Unraveling the Mechanism of Chaperone-Mediated Protein Folding

February 11, 2014
12:30 PM - 01:30 PM
Goergen Hall, Room 101

Sina Ghaemmaghami

Chaperones are special proteins that aid the folding, unfolding, assembly and disassembly of other proteins. Chaperones rely on a large and diverse set of co-chaperones that regulate their specificity and function. How these co-chaperones regulate protein folding and whether they have chaperone-independent biological functions is largely unknown. In this talk, I will first present novel experimental and computational approaches to study the chaperone/co-chaperone/client interaction network in a systematic way. We delineated the relationship between the Hsp70 and Hsp90 chaperone systems, uncovered novel co-chaperones and clients, and established a surprisingly distinct network of protein-protein interactions for co-chaperones. Our results provided a rich resource for exploring how this network changes in the context of development and disease. Finally, I will discuss a case study on the interactions between Hsp90 and kinases, both being important drug targets for cancer therapy. Using graphical modeling and robust sparse regression methods, we identified striking associations between the binding specificity and a structural motif that includes deeply-buried hydrophobic residues in the kinase core region. Computation-guided mutagenesis validated the role of this motif in binding and suggested that Hsp90 recognizes intermediate kinase conformations by sensing the thermostability of the kinase core region. We anticipate our new results will advance the understanding of the role of Hsp90 in cancer drug development.
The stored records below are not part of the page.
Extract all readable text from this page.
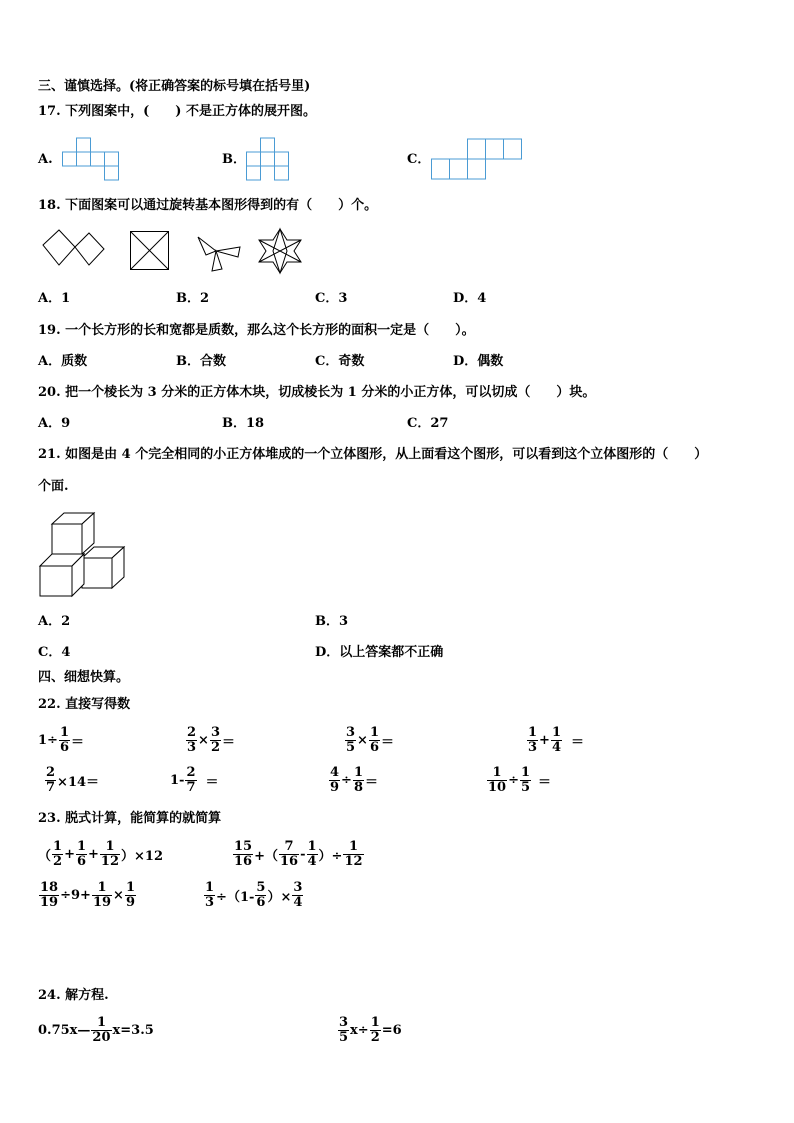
三、谨慎选择。(将正确答案的标号填在括号里)
17. 下列图案中，(　　) 不是正方体的展开图。
A.	B．	C．
18. 下面图案可以通过旋转基本图形得到的有（　　）个。
A．1	B．2	C．3	D．4
19. 一个长方形的长和宽都是质数，那么这个长方形的面积一定是（　　）。
A．质数	B．合数	C．奇数	D．偶数
20. 把一个棱长为 3 分米的正方体木块，切成棱长为 1 分米的小正方体，可以切成（　　）块。
A．9	B．18	C．27
21. 如图是由 4 个完全相同的小正方体堆成的一个立体图形，从上面看这个图形，可以看到这个立体图形的（　　）
个面.
A．2	B．3
C．4	D．以上答案都不正确
四、细想快算。
22. 直接写得数
$1\div \frac{1}{6}$ ＝	$\frac{2}{3} \times \frac{3}{2}$ ＝	$\frac{3}{5} \times \frac{1}{6}$ ＝	$\frac{1}{3} + \frac{1}{4}$ ＝
$\frac{2}{7} \times 14=$	$1- \frac{2}{7}$ ＝	$\frac{4}{9} \div \frac{1}{8}$ ＝	$\frac{1}{10} \div \frac{1}{5}$ ＝
23. 脱式计算，能简算的就简算
（ $\frac{1}{2} + \frac{1}{6} + \frac{1}{12} )\times 12$	$\frac{15}{16}$ +（ $\frac{7}{16} - \frac{1}{4}$ ）÷ $\frac{1}{12}$
$\frac{18}{19} \div 9+ \frac{1}{19} \times \frac{1}{9}$	$\frac{1}{3} \div(1- \frac{5}{6}$ ）× $\frac{3}{4}$
24. 解方程.
0.75x— $\frac{1}{20} x=3.5$	$\frac{3}{5} x\div \frac{1}{2} =6$
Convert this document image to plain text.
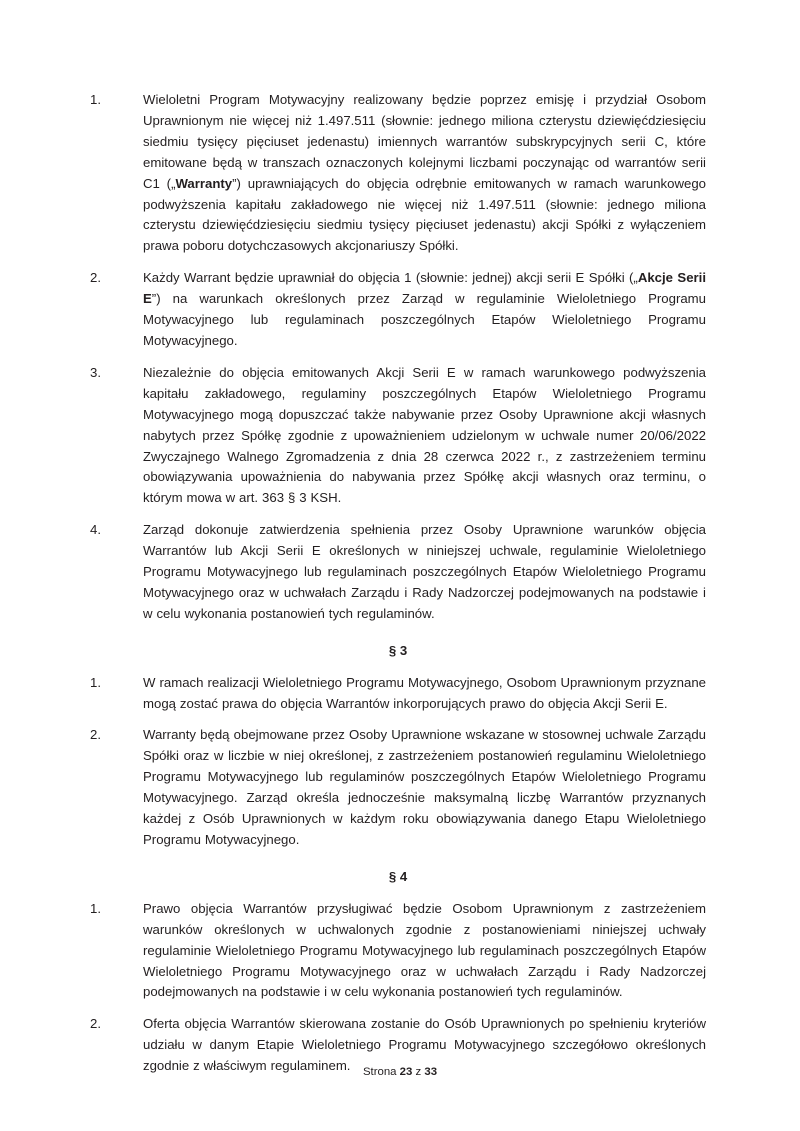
1.	Wieloletni Program Motywacyjny realizowany będzie poprzez emisję i przydział Osobom Uprawnionym nie więcej niż 1.497.511 (słownie: jednego miliona czterystu dziewięćdziesięciu siedmiu tysięcy pięciuset jedenastu) imiennych warrantów subskrypcyjnych serii C, które emitowane będą w transzach oznaczonych kolejnymi liczbami poczynając od warrantów serii C1 („Warranty”) uprawniających do objęcia odrębnie emitowanych w ramach warunkowego podwyższenia kapitału zakładowego nie więcej niż 1.497.511 (słownie: jednego miliona czterystu dziewięćdziesięciu siedmiu tysięcy pięciuset jedenastu) akcji Spółki z wyłączeniem prawa poboru dotychczasowych akcjonariuszy Spółki.
2.	Każdy Warrant będzie uprawniał do objęcia 1 (słownie: jednej) akcji serii E Spółki („Akcje Serii E”) na warunkach określonych przez Zarząd w regulaminie Wieloletniego Programu Motywacyjnego lub regulaminach poszczególnych Etapów Wieloletniego Programu Motywacyjnego.
3.	Niezależnie do objęcia emitowanych Akcji Serii E w ramach warunkowego podwyższenia kapitału zakładowego, regulaminy poszczególnych Etapów Wieloletniego Programu Motywacyjnego mogą dopuszczać także nabywanie przez Osoby Uprawnione akcji własnych nabytych przez Spółkę zgodnie z upoważnieniem udzielonym w uchwale numer 20/06/2022 Zwyczajnego Walnego Zgromadzenia z dnia 28 czerwca 2022 r., z zastrzeżeniem terminu obowiązywania upoważnienia do nabywania przez Spółkę akcji własnych oraz terminu, o którym mowa w art. 363 § 3 KSH.
4.	Zarząd dokonuje zatwierdzenia spełnienia przez Osoby Uprawnione warunków objęcia Warrantów lub Akcji Serii E określonych w niniejszej uchwale, regulaminie Wieloletniego Programu Motywacyjnego lub regulaminach poszczególnych Etapów Wieloletniego Programu Motywacyjnego oraz w uchwałach Zarządu i Rady Nadzorczej podejmowanych na podstawie i w celu wykonania postanowień tych regulaminów.
§ 3
1.	W ramach realizacji Wieloletniego Programu Motywacyjnego, Osobom Uprawnionym przyznane mogą zostać prawa do objęcia Warrantów inkorporujących prawo do objęcia Akcji Serii E.
2.	Warranty będą obejmowane przez Osoby Uprawnione wskazane w stosownej uchwale Zarządu Spółki oraz w liczbie w niej określonej, z zastrzeżeniem postanowień regulaminu Wieloletniego Programu Motywacyjnego lub regulaminów poszczególnych Etapów Wieloletniego Programu Motywacyjnego. Zarząd określa jednocześnie maksymalną liczbę Warrantów przyznanych każdej z Osób Uprawnionych w każdym roku obowiązywania danego Etapu Wieloletniego Programu Motywacyjnego.
§ 4
1.	Prawo objęcia Warrantów przysługiwać będzie Osobom Uprawnionym z zastrzeżeniem warunków określonych w uchwalonych zgodnie z postanowieniami niniejszej uchwały regulaminie Wieloletniego Programu Motywacyjnego lub regulaminach poszczególnych Etapów Wieloletniego Programu Motywacyjnego oraz w uchwałach Zarządu i Rady Nadzorczej podejmowanych na podstawie i w celu wykonania postanowień tych regulaminów.
2.	Oferta objęcia Warrantów skierowana zostanie do Osób Uprawnionych po spełnieniu kryteriów udziału w danym Etapie Wieloletniego Programu Motywacyjnego szczegółowo określonych zgodnie z właściwym regulaminem.	Strona 23 z 33
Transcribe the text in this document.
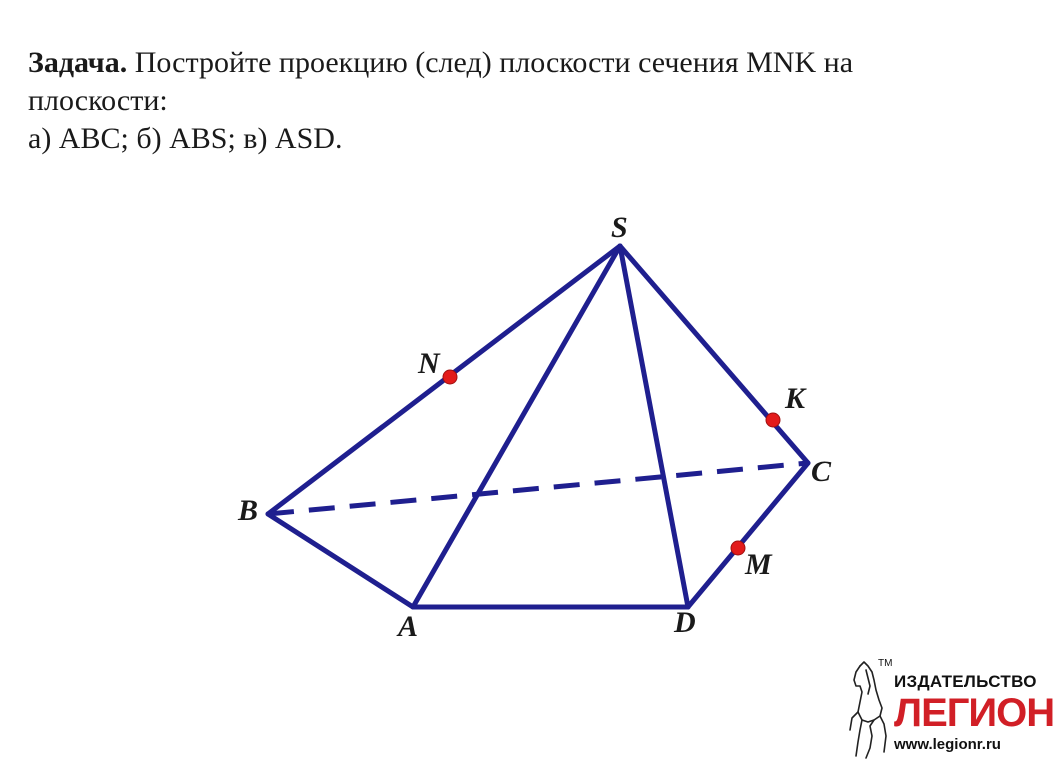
Задача. Постройте проекцию (след) плоскости сечения MNK на
плоскости:
а) ABC; б) ABS; в) ASD.
S
N
K
C
B
M
A	D
TM
ИЗДАТЕЛЬСТВО
ЛЕГИОН
www.legionr.ru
Jian Peng is a postdoctoral researcher in the Department of Mathematics and the Computer Science and Artificial Intelligence Lab at Massachusetts Institute of Technology. Working with Bonnie Berger, Jian is developing computational and statistical approaches for analyzing massive datasets in genomics, systems biology and molecular biology. Jian obtained his PhD in Computer Science from Toyota Technological Institute at Chicago in 2013. His doctoral research is on statistical inference for protein structure prediction. His prediction program RaptorX was ranked very top in the recent community-wide protein structure prediction competitions (CASP). Jian received Microsoft PhD Research Fellowship in 2010 and Young Investigator Award in the Conference on Retroviruses and Opportunistic Infections in 2011.